Letter from the US: Dear rest of the world, I’m just as confused as you are

Kate Harveston apologises for the rise of Trump, but promises to make it up to us somehow

May 31, 2017 · 6 min read

The joke was supposed to be over by now. Oh, look, we said. It’s another plutocrat running on the Republican platform, promising that all those tax cuts for the rich will kick in any day now, and promising to overturn every scrap of progress made in the name of liberalism. But he’s a fool. He’s been bragging about foreign business entanglements for 30 years. He’s been sued thousands of times. He doesn’t stand a chance.

Well, we know how that turned out. What felt in the beginning like a practical joke or social experiment is now a full-blown disaster not merely for America, but for democracy in general. It’s absurd, and it’s confusing — as much for us as it must be for our friends watching from across the pond.

The inevitable backlash

America has a history of relapse. We don’t learn from our mistakes as quickly as we used to. Our pattern is taking one leap forward and two steps back, but reality is beginning to sink in with even the staunchest Trump supporters. There now appear to be three kinds of Trumpists left.

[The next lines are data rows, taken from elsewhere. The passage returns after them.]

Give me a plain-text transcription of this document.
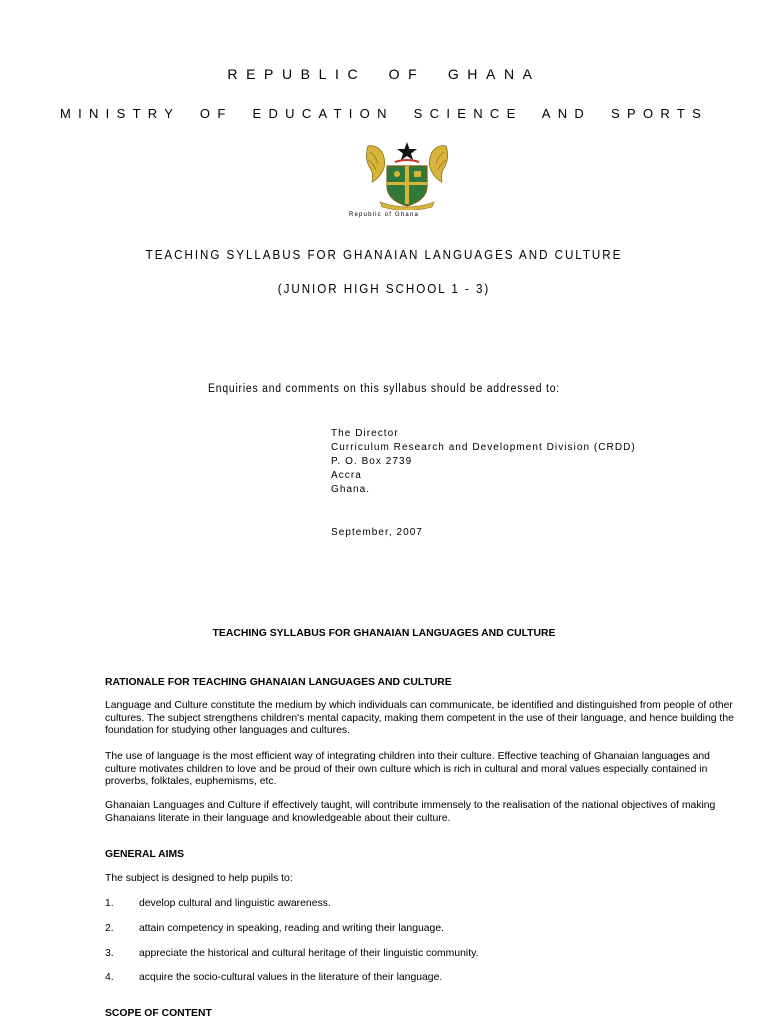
REPUBLIC OF GHANA
MINISTRY OF EDUCATION SCIENCE AND SPORTS
Republic of Ghana
TEACHING SYLLABUS FOR GHANAIAN LANGUAGES AND CULTURE
(JUNIOR HIGH SCHOOL 1 - 3)
Enquiries and comments on this syllabus should be addressed to:
The Director
Curriculum Research and Development Division (CRDD)
P. O. Box 2739
Accra
Ghana.
September, 2007
TEACHING SYLLABUS FOR GHANAIAN LANGUAGES AND CULTURE
RATIONALE FOR TEACHING GHANAIAN LANGUAGES AND CULTURE
Language and Culture constitute the medium by which individuals can communicate, be identified and distinguished from people of other cultures. The subject strengthens children's mental capacity, making them competent in the use of their language, and hence building the foundation for studying other languages and cultures.
The use of language is the most efficient way of integrating children into their culture. Effective teaching of Ghanaian languages and culture motivates children to love and be proud of their own culture which is rich in cultural and moral values especially contained in proverbs, folktales, euphemisms, etc.
Ghanaian Languages and Culture if effectively taught, will contribute immensely to the realisation of the national objectives of making Ghanaians literate in their language and knowledgeable about their culture.
GENERAL AIMS
The subject is designed to help pupils to:
1. develop cultural and linguistic awareness.
2. attain competency in speaking, reading and writing their language.
3. appreciate the historical and cultural heritage of their linguistic community.
4. acquire the socio-cultural values in the literature of their language.
SCOPE OF CONTENT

The first kind is the folks who never knew anything about politics to begin with and who vote with their guts instead of their heads. They stopped listening to Trump after he promised to ‘drain the swamp’ and put ‘the people’ back in control of their own destinies. And because they stopped listening, they also didn’t notice when, mere moments after the inauguration, this administration began attempting to dismantle the Federal government.

Remember: Trump didn’t promise to end democracy in the West — he vowed to make it more accountable. These people voted for him because they heard him say things no other ‘professional’ politician had ever said and because he gave lip service to problems that have gone unsolved for generations. If they still consider themselves fans of Trump, it’s because they may not have the luxury of scrutinising his every move.

Election writers’ fund

For the record, this is the type of voter the American Democratic Party has unforgivably been neglecting for a long while. If the politically clueless voted for Trump, it’s because the Democrats have a communication problem — not merely because Trump has learned to speak Populist.

The second type of Trump supporter you’ll find in the wild is, well, let’s be honest — they’re Hillary Clinton’s ‘deplorables’. Was it cruel of her to lump the first kind of Trump supporter (the merely mistaken) in with the second kind (the actively awful)? Yes — but that doesn’t mean she wasn’t partially right.

Any number of polls have confirmed that Trump’s supporters believe some truly heinous things. He didn’t accidentally call these people out of the woodwork — he specifically targeted them and their grievances deliberately, and either didn’t care about not having a plan or assumed he could make it up as he went. Either way, what he delivered was false hope.

But now, there’s a third type of Trump fan emerging. It’s one which our brothers and sisters in the UK know only too well right now: the heartbroken, the embarrassed and the regretful. Before Trump clinched the election, the global cause of democracy had already been dealt a savage blow by Britain’s EU referendum. The less said here about that quagmire the better, but it didn’t take long for Brexit regret to kick in after folks got wise to the fact that virtually the entire case for Brexit was built on a mountain of shameless lies.

Trump made similar grand and sweeping promises as a candidate — promises we never should have taken seriously, given the man’s long history of looking out exclusively for himself and the power brokers he surrounds himself with. If only a slightly larger bloc of American voters was inquisitive and interested in the truth, Candidate Trump would merely be an unsavory lingering aftertaste from the 2016 election.

But too many of us aren’t any of those things. And so here we are.

We all made the monster

Now, as we’ve watched Trump fill up the swamp he helped drain, choose appointee after appointee to helm government offices they hate and want to destroy, turn a blind eye toward the looming catastrophe of climate change and stump for a disgusting ‘health’ ‘care’ ‘plan’ that would leave a trail of dead and bankrupt Americans after promising coverage ‘for everybody’, even some of the most hard-headed Trump supporters are having second thoughts.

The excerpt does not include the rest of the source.